Sunday, 6 January 2013

Haddiscoe Island

The weekend and time at last for some patch work, around lambing sheep and work that is.
Saturday started well with twin ram lambs born to my daughters favourite and our best show ewe, Mary. Things went a bit downhill when Saturday morning surgery threw 4 euthanasias at me. It was a relief to finish work and get home for the early afternoon.
Scanning the marshes from the bedroom a ringtail Hen Harrier drifted by heading south, always a great bird to see. We get just a few records annually at most, unlike Marsh Harrier which we see daily so it was a good bird for my patchwork challenge list. There followed a proper birding slog around a soggy patch which was hard work with birds seemingly keeping low in the dull, overcast conditions. Winter birds in particular appeared to be thin on the ground but I managed a total of 41 species, the highlights being a Woodcock flushed out of our alder wood, a singing Cetti's and a mixed flock of Siskin and Redpoll.
Checking the ewes in the evening I was rewarded with a flyover calling Wigeon, a duck that has become surprisingly scarce here in recent years. I think they've all been sucked in to the RSPB reserves either at Buckenham or Berney although conditions look ideal for them out here too.
Sunday dawned with a beautiful sunrise and 2 new lambs born with a bit of assistance. It was a lovely clear morning. These sunny days in midwinter always bring the rooks back to their rookery for a brief visit almost as if they're just checking everything is OK or maybe staking an early claim to a particular nesting spot and today was no exception. There was much chatty cawing going on in the tops of the trees. With nothing looking imminent in the lambing field there was time to head over to Haddiscoe Island and the New Cut which I have included in my Patchwork Challenge area.

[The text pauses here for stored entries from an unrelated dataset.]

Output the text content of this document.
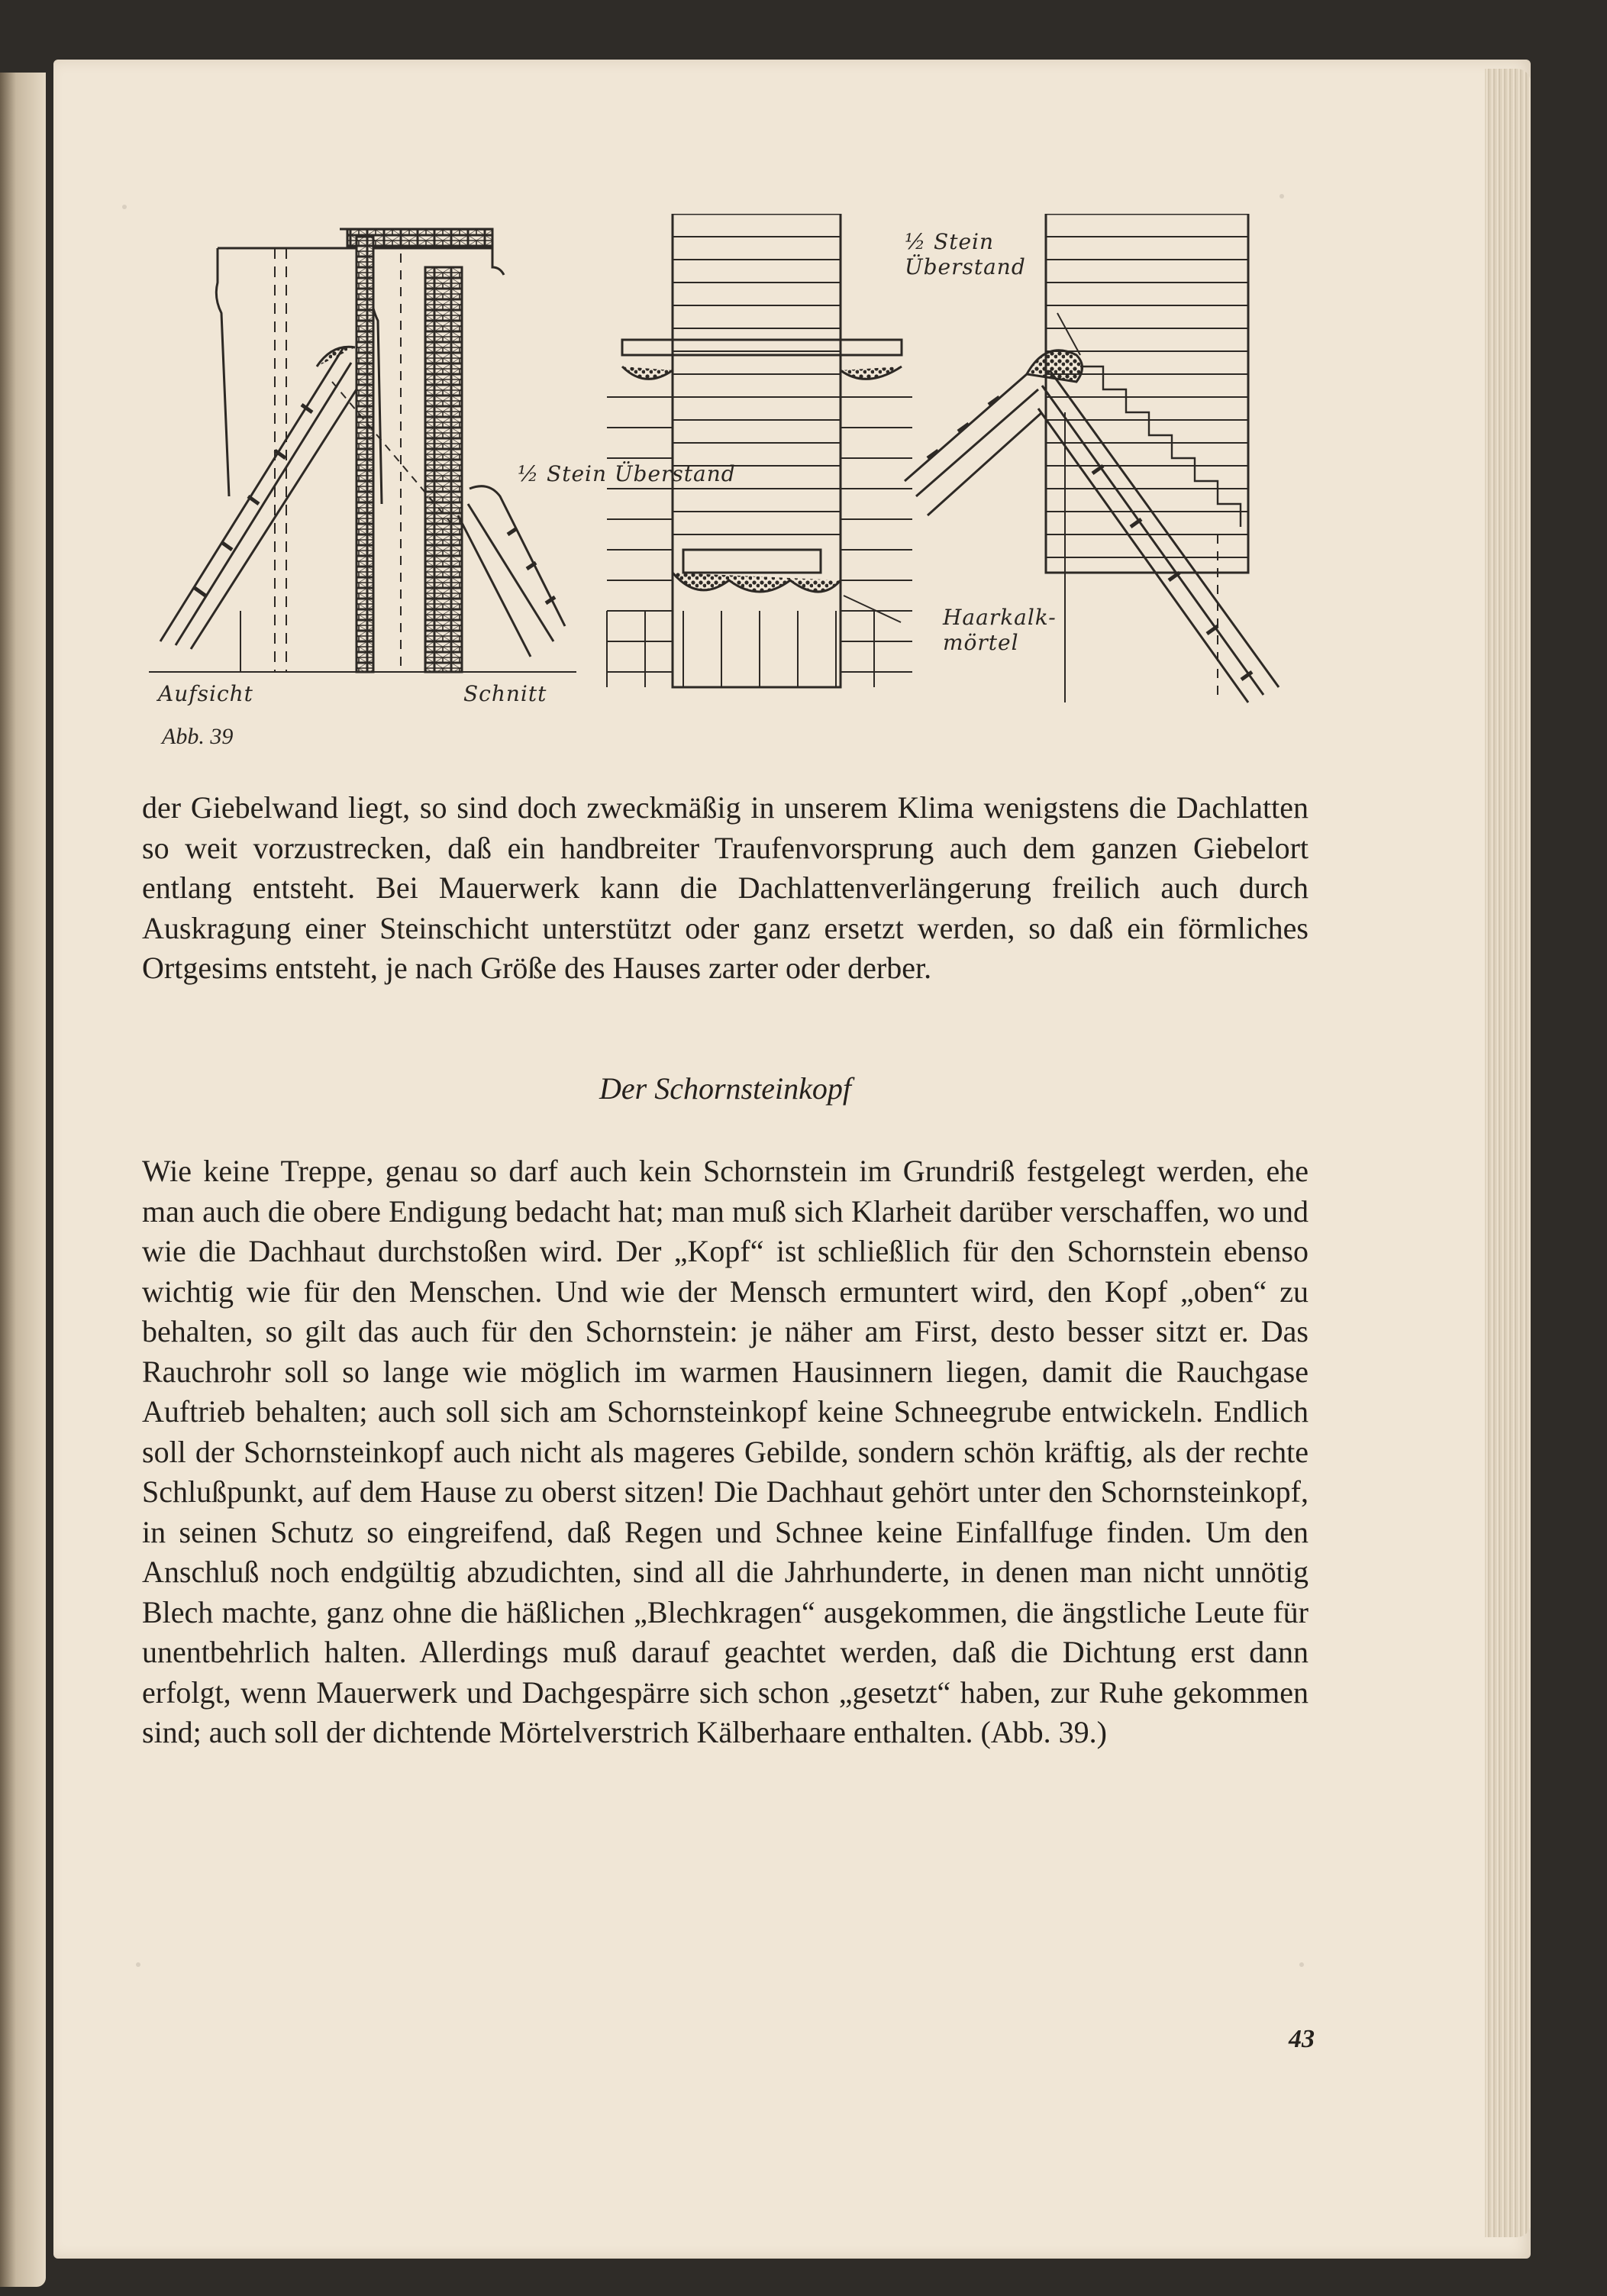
½ Stein Überstand
½ Stein Überstand
Haarkalk-mörtel
Aufsicht	Schnitt
Abb. 39

der Giebelwand liegt, so sind doch zweckmäßig in unserem Klima wenigstens die Dachlatten so weit vorzustrecken, daß ein handbreiter Traufenvorsprung auch dem ganzen Giebelort entlang entsteht. Bei Mauerwerk kann die Dachlattenverlängerung freilich auch durch Auskragung einer Steinschicht unterstützt oder ganz ersetzt werden, so daß ein förmliches Ortgesims entsteht, je nach Größe des Hauses zarter oder derber.

Der Schornsteinkopf

Wie keine Treppe, genau so darf auch kein Schornstein im Grundriß festgelegt werden, ehe man auch die obere Endigung bedacht hat; man muß sich Klarheit darüber verschaffen, wo und wie die Dachhaut durchstoßen wird. Der „Kopf“ ist schließlich für den Schornstein ebenso wichtig wie für den Menschen. Und wie der Mensch ermuntert wird, den Kopf „oben“ zu behalten, so gilt das auch für den Schornstein: je näher am First, desto besser sitzt er. Das Rauchrohr soll so lange wie möglich im warmen Hausinnern liegen, damit die Rauchgase Auftrieb behalten; auch soll sich am Schornsteinkopf keine Schneegrube entwickeln. Endlich soll der Schornsteinkopf auch nicht als mageres Gebilde, sondern schön kräftig, als der rechte Schlußpunkt, auf dem Hause zu oberst sitzen! Die Dachhaut gehört unter den Schornsteinkopf, in seinen Schutz so eingreifend, daß Regen und Schnee keine Einfallfuge finden. Um den Anschluß noch endgültig abzudichten, sind all die Jahrhunderte, in denen man nicht unnötig Blech machte, ganz ohne die häßlichen „Blechkragen“ ausgekommen, die ängstliche Leute für unentbehrlich halten. Allerdings muß darauf geachtet werden, daß die Dichtung erst dann erfolgt, wenn Mauerwerk und Dachgespärre sich schon „gesetzt“ haben, zur Ruhe gekommen sind; auch soll der dichtende Mörtelverstrich Kälberhaare enthalten. (Abb. 39.)

43
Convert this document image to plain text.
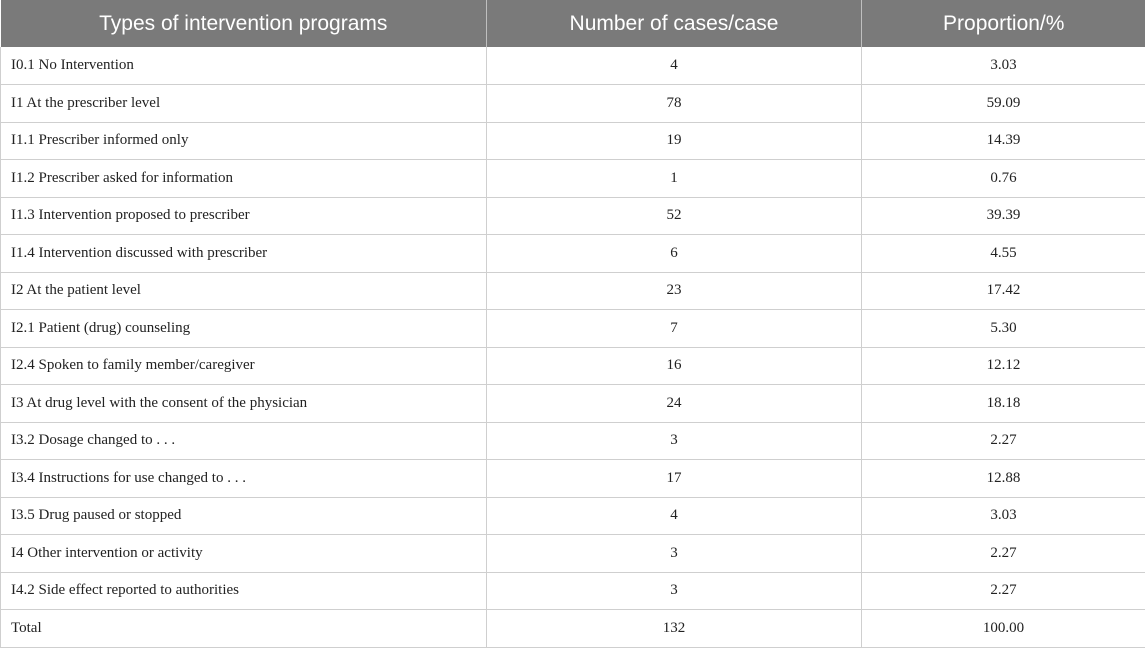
Types of intervention programs	Number of cases/case	Proportion/%
I0.1 No Intervention	4	3.03
I1 At the prescriber level	78	59.09
I1.1 Prescriber informed only	19	14.39
I1.2 Prescriber asked for information	1	0.76
I1.3 Intervention proposed to prescriber	52	39.39
I1.4 Intervention discussed with prescriber	6	4.55
I2 At the patient level	23	17.42
I2.1 Patient (drug) counseling	7	5.30
I2.4 Spoken to family member/caregiver	16	12.12
I3 At drug level with the consent of the physician	24	18.18
I3.2 Dosage changed to . . .	3	2.27
I3.4 Instructions for use changed to . . .	17	12.88
I3.5 Drug paused or stopped	4	3.03
I4 Other intervention or activity	3	2.27
I4.2 Side effect reported to authorities	3	2.27
Total	132	100.00
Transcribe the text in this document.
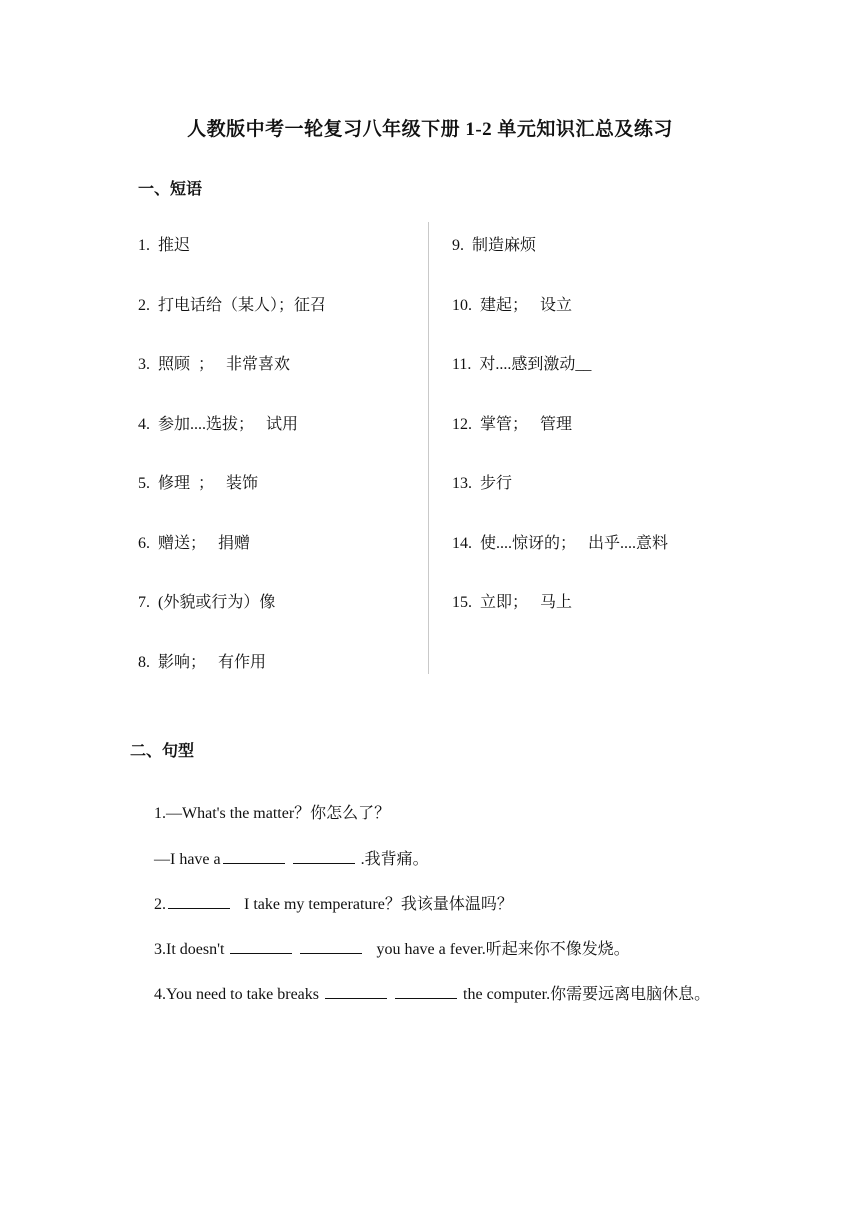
人教版中考一轮复习八年级下册 1-2 单元知识汇总及练习
一、短语
1.  推迟
2.  打电话给（某人）；征召
3.  照顾  ；   非常喜欢
4.  参加....选拔；   试用
5.  修理  ；   装饰
6.  赠送；   捐赠
7.  (外貌或行为）像
8.  影响；   有作用
9.  制造麻烦
10.  建起；   设立
11.  对....感到激动__
12.  掌管；   管理
13.  步行
14.  使....惊讶的；   出乎....意料
15.  立即；   马上
二、句型

1.—What's the matter？你怎么了？

—I have a	.我背痛。

2.	I take my temperature？我该量体温吗？

3.It doesn't	you have a fever.听起来你不像发烧。

4.You need to take breaks	the computer.你需要远离电脑休息。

Husband is doing Foot It this January so he had already plodded off on the 2.5 mile walk across the marshes towards the New Cut. With less time as I didn't want to leave the ewes unattended for too long I went the easy way and drove but not before I had heard a Mistle Thrush singing, a species he's not guaranteed to get in January.
Reaching the New Cut first I trudged out to our favoured vantage point about half way along the cut. There was a large flock of Pink-feet not far out on the marsh, a distant Short-eared Owl and 5 Bearded Tits in the reeds along the river but no sign of the Rough-legged Buzzard or Great White Egret. Husband eventually arrived having been rewarded for his effort with a small flock of Waxwings, Kingfisher and Yellowhammer. As if on cue the GW Egret walked out of some distant reeds in to the open then quickly out of sight. Of the Rough-leg there was still no sign. Intensive scanning produced more SE Owls including a much closer one and a Little Grebe on the river was another good patch bird. It was getting time for me to head back home but the GW Egret decided to put on a good show by flying out of hiding and into full view. Meanwhile husband had set off further down the Cut with the aim of getting to some hidden pools in the far distance in the hope of diving ducks, when he phoned me to say he had the Rough-leg. Deciding the sheep would be fine I route-marched to where he was standing to see the Rough-legged Buzzard perched in a field close to the Cut screened from our previous position by a stand of reeds. We had excellent, much closer views than most before the bird took off, flew the width of the Island and seemed to disappear either into or over Waveney Forest. Rushing anxiously home I found nothing whatsoever had happened in the lambing field ( and still nothing 7 hours later) but the mists rolled in across the marsh putting an end to the sunshine and birding.
My patchwork challenge list now stands at 64 sp and 75 points, a good start to the year.